There are biological consequences to increased corrosion that are not well appreciated or understood. Mechanically assisted corrosion can act to alter the voltage of the surface of a metal. With increased corrosion rates the voltage of the implant alloy becomes more negative. It is also the case that most of the biological processes associated with living cells are redox (corrosion-like) reactions. When an implant is corroding, it is possible that the voltage changes at the implant surface may affect the local cell behaviour and cause adverse effects.

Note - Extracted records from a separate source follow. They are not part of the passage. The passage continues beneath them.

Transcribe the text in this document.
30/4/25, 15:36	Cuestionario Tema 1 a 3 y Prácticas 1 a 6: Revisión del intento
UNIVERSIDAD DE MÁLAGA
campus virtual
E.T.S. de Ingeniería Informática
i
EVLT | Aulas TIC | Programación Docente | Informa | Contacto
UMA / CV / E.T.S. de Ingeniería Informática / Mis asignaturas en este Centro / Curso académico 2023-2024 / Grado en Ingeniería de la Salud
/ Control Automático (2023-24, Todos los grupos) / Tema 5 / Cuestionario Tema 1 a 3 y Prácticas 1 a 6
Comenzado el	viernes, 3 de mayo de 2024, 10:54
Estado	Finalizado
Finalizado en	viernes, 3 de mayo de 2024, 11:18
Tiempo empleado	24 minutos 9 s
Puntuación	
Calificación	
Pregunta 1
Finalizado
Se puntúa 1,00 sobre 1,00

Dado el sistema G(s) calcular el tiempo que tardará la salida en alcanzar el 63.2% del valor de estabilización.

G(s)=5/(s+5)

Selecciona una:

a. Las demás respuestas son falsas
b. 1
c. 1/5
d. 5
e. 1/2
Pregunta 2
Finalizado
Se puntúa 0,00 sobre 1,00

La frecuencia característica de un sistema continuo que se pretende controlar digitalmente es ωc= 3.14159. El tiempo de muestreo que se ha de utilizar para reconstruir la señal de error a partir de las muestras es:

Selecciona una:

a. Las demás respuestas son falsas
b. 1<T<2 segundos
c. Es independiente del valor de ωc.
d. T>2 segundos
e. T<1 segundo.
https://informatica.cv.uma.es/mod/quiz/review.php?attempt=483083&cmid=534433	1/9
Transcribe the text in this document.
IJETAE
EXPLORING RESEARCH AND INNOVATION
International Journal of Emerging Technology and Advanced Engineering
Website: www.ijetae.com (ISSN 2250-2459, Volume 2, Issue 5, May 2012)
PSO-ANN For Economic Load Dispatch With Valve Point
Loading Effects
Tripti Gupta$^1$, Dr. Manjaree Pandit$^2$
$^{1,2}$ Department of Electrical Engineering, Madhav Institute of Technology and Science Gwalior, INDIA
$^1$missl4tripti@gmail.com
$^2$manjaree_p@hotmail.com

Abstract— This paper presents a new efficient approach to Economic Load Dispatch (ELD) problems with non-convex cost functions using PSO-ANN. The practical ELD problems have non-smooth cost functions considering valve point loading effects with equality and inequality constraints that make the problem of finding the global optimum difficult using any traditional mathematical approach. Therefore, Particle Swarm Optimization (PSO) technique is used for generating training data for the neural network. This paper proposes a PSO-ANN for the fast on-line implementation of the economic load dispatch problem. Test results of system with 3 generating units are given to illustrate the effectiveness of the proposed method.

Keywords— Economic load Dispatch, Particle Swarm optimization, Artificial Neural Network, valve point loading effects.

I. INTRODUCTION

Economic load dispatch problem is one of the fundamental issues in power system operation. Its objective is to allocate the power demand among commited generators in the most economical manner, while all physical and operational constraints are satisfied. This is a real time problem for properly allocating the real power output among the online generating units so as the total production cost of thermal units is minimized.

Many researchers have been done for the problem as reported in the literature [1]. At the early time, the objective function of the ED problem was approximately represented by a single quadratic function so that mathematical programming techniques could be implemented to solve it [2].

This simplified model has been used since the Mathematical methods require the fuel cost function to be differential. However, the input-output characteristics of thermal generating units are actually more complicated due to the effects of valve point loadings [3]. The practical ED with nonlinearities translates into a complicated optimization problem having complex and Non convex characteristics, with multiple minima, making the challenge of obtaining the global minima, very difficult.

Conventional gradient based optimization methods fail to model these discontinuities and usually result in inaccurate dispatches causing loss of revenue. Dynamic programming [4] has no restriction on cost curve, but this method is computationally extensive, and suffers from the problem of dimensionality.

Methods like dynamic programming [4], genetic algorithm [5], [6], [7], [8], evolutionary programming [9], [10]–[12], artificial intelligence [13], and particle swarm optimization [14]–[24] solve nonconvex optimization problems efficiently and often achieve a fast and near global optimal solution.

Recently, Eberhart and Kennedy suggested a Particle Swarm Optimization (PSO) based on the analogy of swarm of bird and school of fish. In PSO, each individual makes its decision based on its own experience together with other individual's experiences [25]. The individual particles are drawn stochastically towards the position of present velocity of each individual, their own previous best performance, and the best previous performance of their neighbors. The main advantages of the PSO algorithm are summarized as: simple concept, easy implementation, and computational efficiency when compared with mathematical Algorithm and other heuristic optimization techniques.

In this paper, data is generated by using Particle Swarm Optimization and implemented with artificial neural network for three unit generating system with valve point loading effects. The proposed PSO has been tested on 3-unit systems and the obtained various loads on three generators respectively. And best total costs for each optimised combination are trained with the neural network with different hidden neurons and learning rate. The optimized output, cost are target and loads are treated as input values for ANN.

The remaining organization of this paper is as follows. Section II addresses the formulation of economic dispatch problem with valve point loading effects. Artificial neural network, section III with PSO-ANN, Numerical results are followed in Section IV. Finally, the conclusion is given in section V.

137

For the past several decades the primary concern has been the release of metal ions that are thought to be toxic. Clearly the generation and movement of these ions are important and can have adverse biological effects both local to the implant and more systemically. However, some of these alternative effects are only now beginning to be appreciated.

Biological effects: infection

One of the most difficult aspects of orthopaedic implantation is the development of implant-centred infection. When this occurs, bacterial colonies form on the implant surface and they are impossible to eliminate without implant removal. Infection rates in joint replacements have remained roughly the same for the past several decades with little improvement seen.

The current practice for infected total joints is to surgically remove the implant from the site, to surgically debride the site to remove any retained bacterial colonies, and then to place a temporary implant made from bone cement and antibiotic which is left in the site for several weeks to months to kill any residual infection. Once the infection is resolved, a new total joint replacement is implanted. This process, while reasonably successful in eliminating the infection, is lengthy, painful and leaves the joint compromised.

"The composition of the human body can lead to corrosion of metals and degradation of polymers and ceramics."

Future directions

Total joint replacements are highly successful and restore pain-free mobility to millions of patients every year. While there are continuing problems, the overall message is that joint replacement surgery is a great success. However, there is still room for improvement.

Advances in materials technology that will address some of the limitations of current materials are expected. Improved wear surfaces, better understanding and control of corrosion and fatigue are all possible with the appropriate innovation of biomaterials and design.

Also, the future may bring advances in 'smart prostheses' where the device has elements in it that can sense, communicate and act upon the local body environment. Implants that can respond to adverse effects are also possible – releasing antibiotics if an infection is detected, for example.

There is much improvement possible to make implants that last more than the assumed ten years told to most patients today to more like 30–40 years. Much has been learned about how total joint replacements perform, but there is much yet to do in terms of innovation in materials, designs and approaches to orthopaedic devices.